Minister of Agriculture
- In office 2 April 1987 – 17 June 1991
- Constituency: Cherpu

Personal details
- Born: 23 June 1923
- Died: 27 October 2004 (aged 81)
- Political party: Communist Party of India
- Spouse: C. Sathyabhama
- Children: 2
- Relatives: C. Achutha Menon (Brother-in-law)

= V. V. Raghavan =

Indian politician

V. V. Raghavan (23 June 1923 – 27 October 2004) was a Communist Party of India (CPI) politician from Thrissur, Kerala. He was the Member of Parliament from Thrissur Lok Sabha constituency for the 11th and 12th Lok Sabha.

== History ==
V. V. Raghavan was born on 23 June 1923 as the son of Velappan.

He entered politics by participating in the Cochin Praja Mandal struggle for responsible Government in the state, he later joined Kerala Socialist Party and participated in the Freedom struggle. He had also to endure police brutality and imprisonment, in connection with the "Rajendra Maidan" incident, during this time.

A strong supporter of the cause of have nots and downtrodden, he joined CPI, during his period of imprisonment in 1948 and worked among labourers and organised underground activities for two years. His acquaintance with C. Achutha Menon, who became his brother-in-law later, served a great deal, to mould his political outlook profoundly.

Raghavan was elected to Kerala Legislative Assembly twice, from Cherpu constituency, as a member of CPI in the 8th and 9th KLA. Raghavan served as the Minister for Agriculture in the Second E. K. Nayanar ministry from 2 April 1987 to 17 June 1991. He was the chief architect of ‘Fayalil ninnum Vayalilekku’. Raghavan was subsequently elected to Lok Sabha in 1996 and 1998 from Thrissur Parliamentary constituency and subsequently to the Rajya Sabha in 2000.
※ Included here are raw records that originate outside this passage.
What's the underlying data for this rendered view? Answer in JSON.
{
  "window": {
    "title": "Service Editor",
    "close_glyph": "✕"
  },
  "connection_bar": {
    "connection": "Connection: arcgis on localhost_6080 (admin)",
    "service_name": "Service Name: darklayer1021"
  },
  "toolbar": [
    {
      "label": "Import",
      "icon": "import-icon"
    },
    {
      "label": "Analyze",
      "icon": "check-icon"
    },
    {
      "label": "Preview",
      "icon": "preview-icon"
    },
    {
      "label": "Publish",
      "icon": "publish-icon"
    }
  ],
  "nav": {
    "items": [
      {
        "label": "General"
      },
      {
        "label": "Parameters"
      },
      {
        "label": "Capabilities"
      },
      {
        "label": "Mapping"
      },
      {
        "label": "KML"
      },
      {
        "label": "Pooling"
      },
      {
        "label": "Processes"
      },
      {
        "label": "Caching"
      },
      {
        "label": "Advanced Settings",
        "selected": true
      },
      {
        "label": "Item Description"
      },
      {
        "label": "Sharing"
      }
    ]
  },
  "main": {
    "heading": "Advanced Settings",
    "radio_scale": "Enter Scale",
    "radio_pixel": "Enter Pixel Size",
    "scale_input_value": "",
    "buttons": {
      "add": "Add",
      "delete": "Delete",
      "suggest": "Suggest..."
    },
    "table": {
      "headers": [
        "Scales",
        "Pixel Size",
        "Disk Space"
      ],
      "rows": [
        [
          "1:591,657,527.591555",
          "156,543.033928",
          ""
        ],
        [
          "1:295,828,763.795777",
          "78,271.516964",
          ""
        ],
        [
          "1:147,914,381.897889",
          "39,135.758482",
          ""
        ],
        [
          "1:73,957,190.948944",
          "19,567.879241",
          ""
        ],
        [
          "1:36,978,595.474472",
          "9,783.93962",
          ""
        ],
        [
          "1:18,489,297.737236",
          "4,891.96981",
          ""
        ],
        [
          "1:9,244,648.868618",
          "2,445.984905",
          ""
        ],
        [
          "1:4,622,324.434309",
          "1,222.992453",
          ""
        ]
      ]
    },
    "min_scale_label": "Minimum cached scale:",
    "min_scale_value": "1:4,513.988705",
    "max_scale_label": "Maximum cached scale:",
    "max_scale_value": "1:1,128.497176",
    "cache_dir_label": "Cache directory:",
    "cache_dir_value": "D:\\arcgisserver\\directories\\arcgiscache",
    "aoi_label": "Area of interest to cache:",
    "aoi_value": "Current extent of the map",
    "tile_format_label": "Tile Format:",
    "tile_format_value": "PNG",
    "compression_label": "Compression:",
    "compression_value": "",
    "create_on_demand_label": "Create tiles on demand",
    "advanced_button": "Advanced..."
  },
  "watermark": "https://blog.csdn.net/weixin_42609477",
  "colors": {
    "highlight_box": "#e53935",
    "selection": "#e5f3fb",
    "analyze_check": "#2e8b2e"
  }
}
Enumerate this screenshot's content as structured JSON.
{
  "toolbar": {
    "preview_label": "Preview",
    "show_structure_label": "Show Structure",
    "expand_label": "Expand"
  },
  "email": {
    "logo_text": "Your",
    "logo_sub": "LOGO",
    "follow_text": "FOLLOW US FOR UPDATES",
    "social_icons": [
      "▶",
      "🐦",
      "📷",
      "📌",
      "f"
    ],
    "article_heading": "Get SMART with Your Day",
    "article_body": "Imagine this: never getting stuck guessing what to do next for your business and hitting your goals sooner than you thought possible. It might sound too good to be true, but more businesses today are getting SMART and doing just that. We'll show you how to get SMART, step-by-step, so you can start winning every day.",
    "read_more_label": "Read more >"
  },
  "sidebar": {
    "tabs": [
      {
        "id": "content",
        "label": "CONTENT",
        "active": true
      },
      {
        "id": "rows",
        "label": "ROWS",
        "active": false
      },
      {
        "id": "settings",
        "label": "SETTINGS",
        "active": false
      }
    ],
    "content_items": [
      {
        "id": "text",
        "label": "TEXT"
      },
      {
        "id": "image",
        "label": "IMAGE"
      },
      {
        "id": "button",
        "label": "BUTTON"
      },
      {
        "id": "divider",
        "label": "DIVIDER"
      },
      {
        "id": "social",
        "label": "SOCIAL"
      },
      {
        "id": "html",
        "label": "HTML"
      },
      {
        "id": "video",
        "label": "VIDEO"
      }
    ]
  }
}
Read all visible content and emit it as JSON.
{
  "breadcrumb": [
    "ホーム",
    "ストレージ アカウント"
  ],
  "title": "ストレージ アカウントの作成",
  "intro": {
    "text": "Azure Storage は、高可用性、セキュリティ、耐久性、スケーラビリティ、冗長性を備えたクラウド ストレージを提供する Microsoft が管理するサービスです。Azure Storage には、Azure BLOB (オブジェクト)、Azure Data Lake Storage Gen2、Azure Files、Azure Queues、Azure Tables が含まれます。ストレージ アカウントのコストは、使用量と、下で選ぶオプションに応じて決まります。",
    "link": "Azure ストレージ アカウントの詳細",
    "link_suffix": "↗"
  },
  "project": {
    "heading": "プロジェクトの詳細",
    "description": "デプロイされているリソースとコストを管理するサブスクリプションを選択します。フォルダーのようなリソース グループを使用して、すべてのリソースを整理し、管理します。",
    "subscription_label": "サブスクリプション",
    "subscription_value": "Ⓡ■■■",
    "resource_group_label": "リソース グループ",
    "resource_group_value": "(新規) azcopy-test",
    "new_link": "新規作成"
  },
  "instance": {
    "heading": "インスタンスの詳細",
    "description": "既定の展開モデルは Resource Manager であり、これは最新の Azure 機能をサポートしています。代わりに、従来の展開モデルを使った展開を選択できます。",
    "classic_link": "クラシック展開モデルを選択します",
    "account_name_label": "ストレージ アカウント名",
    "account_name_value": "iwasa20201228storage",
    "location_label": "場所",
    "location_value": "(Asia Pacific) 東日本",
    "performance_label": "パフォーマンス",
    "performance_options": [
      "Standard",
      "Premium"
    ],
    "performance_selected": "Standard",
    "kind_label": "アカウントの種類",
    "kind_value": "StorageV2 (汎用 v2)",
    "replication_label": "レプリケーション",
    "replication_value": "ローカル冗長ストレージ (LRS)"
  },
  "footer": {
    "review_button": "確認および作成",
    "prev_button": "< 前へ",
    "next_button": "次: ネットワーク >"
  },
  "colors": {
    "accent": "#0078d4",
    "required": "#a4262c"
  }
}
Earlier, he had also been elected to the Thrissur Municipal Council thrice.
A lover of literature and arts, he has published many articles and has also authored a book In the Land of Lenin, which had won the Soviet Land Nehru award in 1977. His wife is C. Sathyabhama and they have one son and one daughter.

V. V. Raghavan died on 27 October 2004, while serving as a member of Rajya Sabha.